Not all children grow up alike. Some children grow up diluting the dense thickness of time through the existence of those who love them, sip by sip. Some drink the time without mixing it, gulp by gulp. The baby they called the beautiful baby was one of these, and before she emerged from infancy, she had her share of loneliness. First, her twin brother, who left their mother’s womb before her, then her mother, then the wet nurse and finally her father all left her. She was to grow up alone, far away from them.
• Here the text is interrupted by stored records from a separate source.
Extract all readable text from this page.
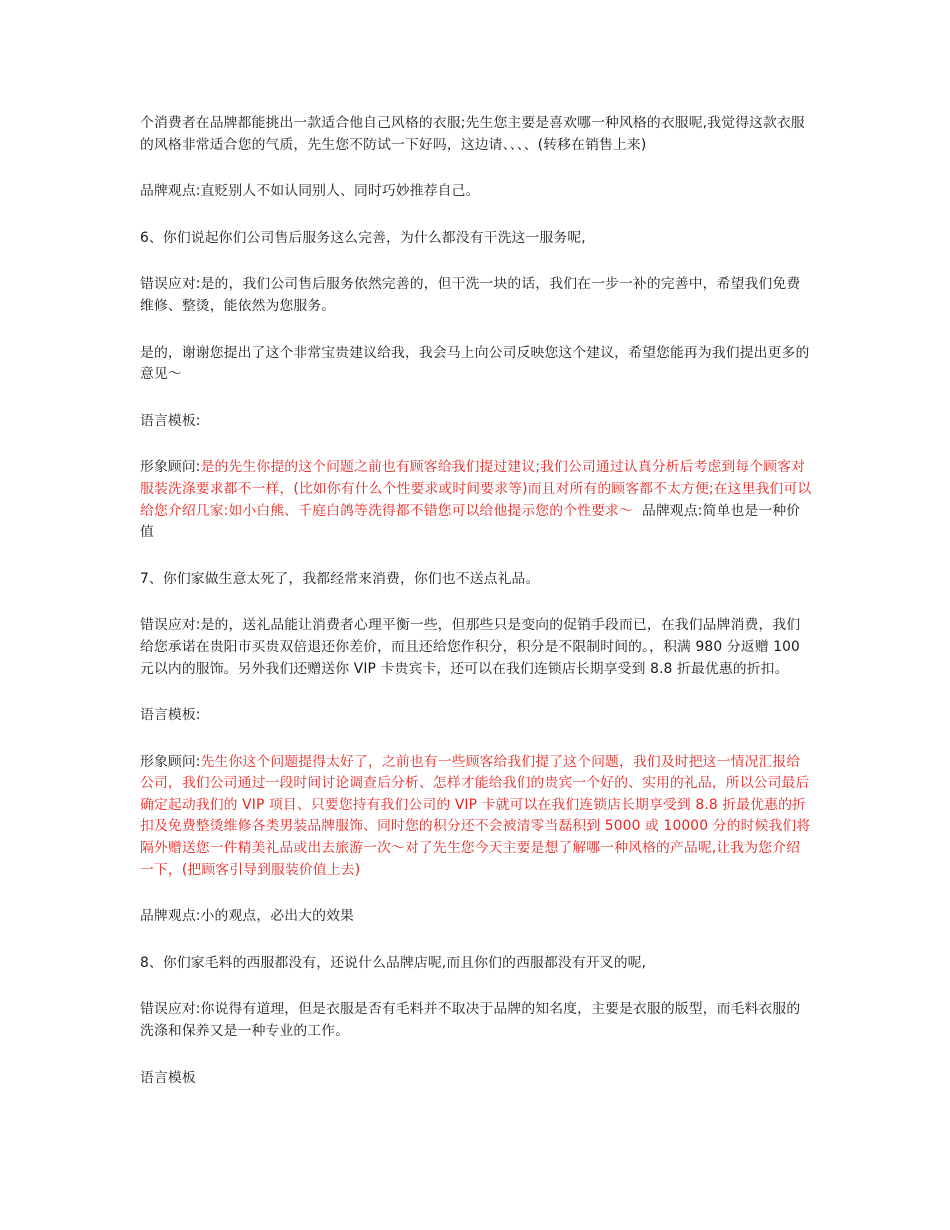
个消费者在品牌都能挑出一款适合他自己风格的衣服;先生您主要是喜欢哪一种风格的衣服呢,我觉得这款衣服的风格非常适合您的气质，先生您不防试一下好吗，这边请、、、、(转移在销售上来)

品牌观点:直贬别人不如认同别人、同时巧妙推荐自己。

6、你们说起你们公司售后服务这么完善，为什么都没有干洗这一服务呢,

错误应对:是的，我们公司售后服务依然完善的，但干洗一块的话，我们在一步一补的完善中，希望我们免费维修、整烫，能依然为您服务。

是的，谢谢您提出了这个非常宝贵建议给我，我会马上向公司反映您这个建议，希望您能再为我们提出更多的意见～

语言模板:

形象顾问:是的先生你提的这个问题之前也有顾客给我们提过建议;我们公司通过认真分析后考虑到每个顾客对服装洗涤要求都不一样，(比如你有什么个性要求或时间要求等)而且对所有的顾客都不太方便;在这里我们可以给您介绍几家:如小白熊、千庭白鸽等洗得都不错您可以给他提示您的个性要求～  品牌观点:简单也是一种价值

7、你们家做生意太死了，我都经常来消费，你们也不送点礼品。

错误应对:是的，送礼品能让消费者心理平衡一些，但那些只是变向的促销手段而已，在我们品牌消费，我们给您承诺在贵阳市买贵双倍退还你差价，而且还给您作积分，积分是不限制时间的。，积满 980 分返赠 100 元以内的服饰。另外我们还赠送你 VIP 卡贵宾卡，还可以在我们连锁店长期享受到 8.8 折最优惠的折扣。

语言模板:

形象顾问:先生你这个问题提得太好了，之前也有一些顾客给我们提了这个问题，我们及时把这一情况汇报给公司，我们公司通过一段时间讨论调查后分析、怎样才能给我们的贵宾一个好的、实用的礼品，所以公司最后确定起动我们的 VIP 项目、只要您持有我们公司的 VIP 卡就可以在我们连锁店长期享受到 8.8 折最优惠的折扣及免费整烫维修各类男装品牌服饰、同时您的积分还不会被清零当磊积到 5000 或 10000 分的时候我们将隔外赠送您一件精美礼品或出去旅游一次～对了先生您今天主要是想了解哪一种风格的产品呢,让我为您介绍一下，(把顾客引导到服装价值上去)

品牌观点:小的观点，必出大的效果

8、你们家毛料的西服都没有，还说什么品牌店呢,而且你们的西服都没有开叉的呢,

错误应对:你说得有道理，但是衣服是否有毛料并不取决于品牌的知名度，主要是衣服的版型，而毛料衣服的洗涤和保养又是一种专业的工作。

语言模板
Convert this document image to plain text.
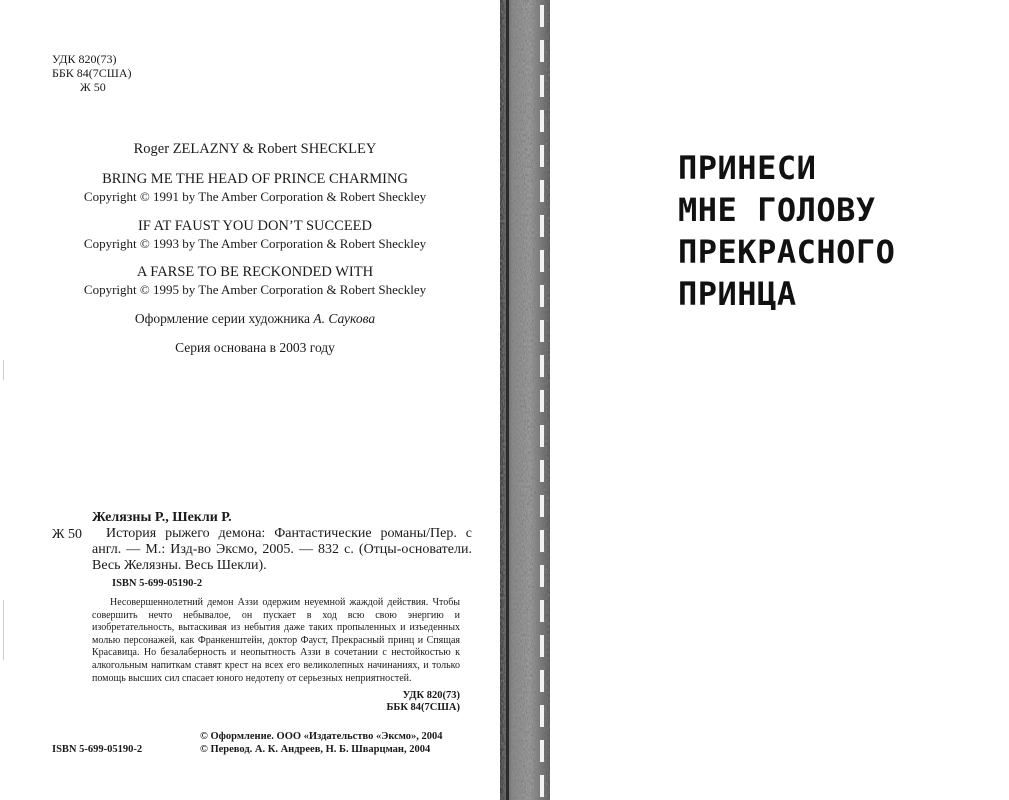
УДК 820(73)
ББК 84(7США)
Ж 50
Roger ZELAZNY & Robert SHECKLEY
BRING ME THE HEAD OF PRINCE CHARMING
Copyright © 1991 by The Amber Corporation & Robert Sheckley
IF AT FAUST YOU DON’T SUCCEED
Copyright © 1993 by The Amber Corporation & Robert Sheckley
A FARSE TO BE RECKONDED WITH
Copyright © 1995 by The Amber Corporation & Robert Sheckley
Оформление серии художника А. Саукова
Серия основана в 2003 году
Ж 50
Желязны Р., Шекли Р.
История рыжего демона: Фантастические романы/Пер. с англ. — М.: Изд-во Эксмо, 2005. — 832 с. (Отцы-основатели. Весь Желязны. Весь Шекли).
ISBN 5-699-05190-2
Несовершеннолетний демон Аззи одержим неуемной жаждой действия. Чтобы совершить нечто небывалое, он пускает в ход всю свою энергию и изобретательность, вытаскивая из небытия даже таких пропыленных и изъеденных молью персонажей, как Франкенштейн, доктор Фауст, Прекрасный принц и Спящая Красавица. Но безалаберность и неопытность Аззи в сочетании с нестойкостью к алкогольным напиткам ставят крест на всех его великолепных начинаниях, и только помощь высших сил спасает юного недотепу от серьезных неприятностей.
УДК 820(73)
ББК 84(7США)
ISBN 5-699-05190-2
© Оформление. ООО «Издательство «Эксмо», 2004
© Перевод. А. К. Андреев, Н. Б. Шварцман, 2004
ПРИНЕСИ
МНЕ ГОЛОВУ
ПРЕКРАСНОГО
ПРИНЦА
She spent her time wandering around the countryside or getting lost in the yew forest. She also often went to the riverbank. She loved it there. Something about the river drew her to it. She would sit there for hours, dangling her legs in the water: she would strain to see her reflection in the wildly flowing water. Sometimes she was so absorbed in her reflection rippling on the surface of the water that she didn’t even realise the sun had set or that it was getting dark. She wasn’t afraid to spend the night there; or of the sounds of the night. In any event, no one at home would miss her. Her mother always looked at her face with shame, the wet nurse with doubt, her father with hatred and her twin brother with jealousy. Whoever saw her either made a face or avoided her eyes. Only the river smiled when it saw Annabelle, telling her that there was nothing to be sad about, telling her that her magical beauty was reminiscent of a beautiful
jinn
. And giving her the good news that she could fly away whenever she wished, fluttering her wings just like a
jinn
.

To tell the truth, it was not a strange coincidence that Annabelle could live her life without leaving the de Marelle estate, and that she could grow old watching herself in the river.

It was the beginning of autumn. Yellow leaves were leaping into space and falling onto the water one by one as if they were in competition. There was a fragile and hollow haste in nature. During these days, a wandering theatre company stopped to rest near the river. All the actors seemed to be tired of life. They picked out the lice wearily, memorised their parts, washed their laundry, spooned up cabbage soup without exchanging a word. But one of them stopped working and became engrossed in watching the girl not far away who was dangling her legs in the river. This little, ignorant, unlovable, arrogant man was the owner of the troupe. After watching Annabelle for quite some time, he turned to his friends and said: ‘Everybody should see such beauty!’

Sometimes a lot of things happen at once. The owner of the troupe left the de Marelle mansion blissfully happy, even though when he knocked on the door he’d had little hope. His luck was better than he’d expected. First he was astounded by the news that Annabelle was not a maid, but the daughter of the owner of the mansion; then he was amazed that even though she was, nobody objected to her joining the troupe. It happened so easily that the owner of the troupe felt anxious that someone might ruin it all, so he decided that it was auspicious to leave the de Marelle estate as soon as possible and he gathered the troupe together and they hurried off. He still didn’t know what skills Annabelle had. If her voice was as beautiful as her appearance, she could sing during the intervals; perhaps she could join the dancing girls or a new part could be written for her. However it was, he was sure that this
jinn
faced girl would bring good luck to the troupe that had so much misfortune recently. He’d even found a name for the girl: La Belle Annabelle!